Wednesday, May 22, 2019

Dying and rising with Christ


This afternoon we started the latest of our regular (three times a year) 8-week English-Farsi baptism classes. Today was our introduction, looking at what baptism is.

Both Jesus and Paul (one of his early followers) describe baptism as dying and rising with Jesus, in which we are made one with him and with all the baptised. This dying and rising is not a metaphor. It is a mystical reality. It is also an anthropological and sociological reality.

For my Iranian friends, their decision to turn towards God in the Way of Jesus has meant that their families, their friends, their community, their nation considers them to be dead. This is, of course, a two-way loss. My Iranian friends grieve having been put to death by the state, as Jesus was; they grieve being counted as dead by those they love; they grieve their familys pain; and I bear witness to their mourning, the outward expression of grief.
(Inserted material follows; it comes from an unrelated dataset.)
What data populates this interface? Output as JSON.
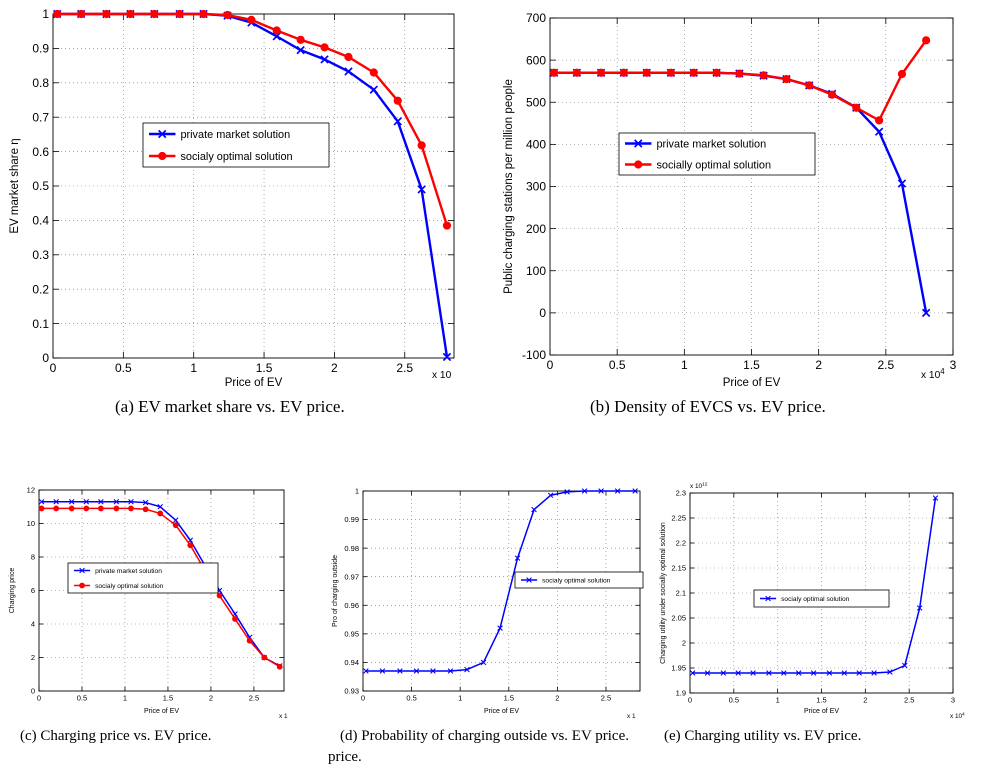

And we can be sure that their family, their friends, most likely their community, and perhaps even their nation, mourns for them as for the death of any daughter or son.

For some, this would be grounds to rail against religion, whether in the form of Islamic (and other) fundamentalism, or religion in general. But as I said, this is an anthropological and sociological reality. One might as well rail against humanity and society. The hope of baptism is dying to what has already been marred here, and of rising and living into a new humanity and society.